The organisation taking care of the 200th Anniversary of Waterloo, which is in June this year, have put out a request for descendants of anyone who was on the Waterloo battlefield to submit a short piece about their ancestor and their life.
So I’ve sent them a piece about my ancestor, William Fraser, who received gun shot wounds during the Battle of Waterloo on 18th June 1815. It reads as follows, and will be published on the Waterloo 200 web site at http://www.waterloo200.org
Private William Fraser 92nd Regiment of Foot (Gordon Highlanders)
Ensign William Fraser was born in Cruden, Aberdeenshire in January 1778, son of Sergeant Donald Fraser of the 92nd Foot. William Fraser was my great great great great grandfather: in 1805, with the daughter of a local crofter, he fathered an illegitimate son who was also named William Fraser.
Shortly after the birth of his son, William Fraser enlisted with the 92nd Foot. His entry in the Peninsula War Medal Roll states he served from 1807 to 1814 and saw action in Vittoria, Pyrennes, Nivelle, Orthes, Toulouse and Salamanca. An entry in the regiment diary for 10th November 1813, at the line of the Nivelle, records that Ensign William Fraser was among the wounded. His 1816 discharge papers state that Private William Fraser “in consequence of gun shot wound received in the left hip joint, right thigh and left arm, while in action with the enemy at Waterloo on the 16th and 18th June 1815, is rendered unfit for further service”. According to his discharge papers, William Fraser was “5ft 8ins tall with fair hair, grey eyes and a fresh complexion, and by trade is a labourer”.

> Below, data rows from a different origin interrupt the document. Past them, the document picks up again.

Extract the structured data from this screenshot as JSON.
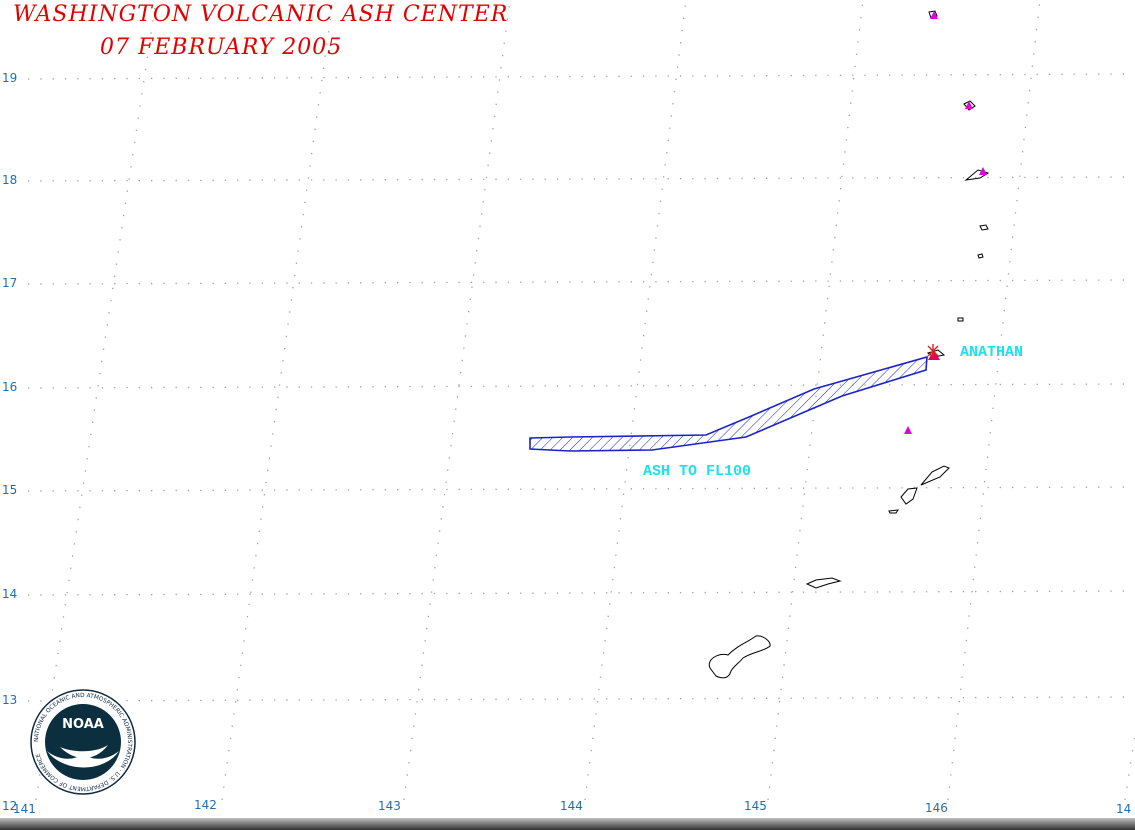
{
  "header": {
    "title": "WASHINGTON VOLCANIC ASH CENTER",
    "date": "07 FEBRUARY 2005"
  },
  "grid": {
    "latitudes": [
      "19",
      "18",
      "17",
      "16",
      "15",
      "14",
      "13",
      "12"
    ],
    "longitudes": [
      "141",
      "142",
      "143",
      "144",
      "145",
      "146",
      "14"
    ]
  },
  "labels": {
    "volcano": "ANATHAN",
    "ash": "ASH TO FL100"
  },
  "logo": {
    "center_text": "NOAA",
    "ring_text": "NATIONAL OCEANIC AND ATMOSPHERIC ADMINISTRATION · U.S. DEPARTMENT OF COMMERCE"
  },
  "colors": {
    "title": "#e00000",
    "grid_labels": "#1f6fb0",
    "ash_outline": "#1a24c8",
    "map_labels": "#1ee0f0",
    "volcano_marker": "#e00060",
    "other_volcanoes": "#e000e0"
  },
  "icons": [
    "volcano-marker-icon",
    "noaa-logo-icon"
  ]
}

After his discharge William returned to Aberdeenshire. The mother of his illegitimate son had by then married but there are indications he was in contact with his son throughout his life. In 1819 he married Isabella Fraser at Peterhead, but there is no evidence they had children. By 1841, William and his brother John, both army pensioners, are living with their brother Andrew Fraser and his family near Peterhead. William was to spend the rest of his life with his brother’s family on their small croft. He died in 1864, aged 86.
William Fraser’s illegitimate son William became a crofter near Hatton, south of Peterhead, where he lived next door to the grandson of his uncle John Fraser.
Almost 100 years later, my grandfather James Fraser, great great grandson of William Fraser, enlisted with the Gordon Highlanders and served in World War 1: he survived but was wounded at Beaumont Hamel during the Battle of the Somme.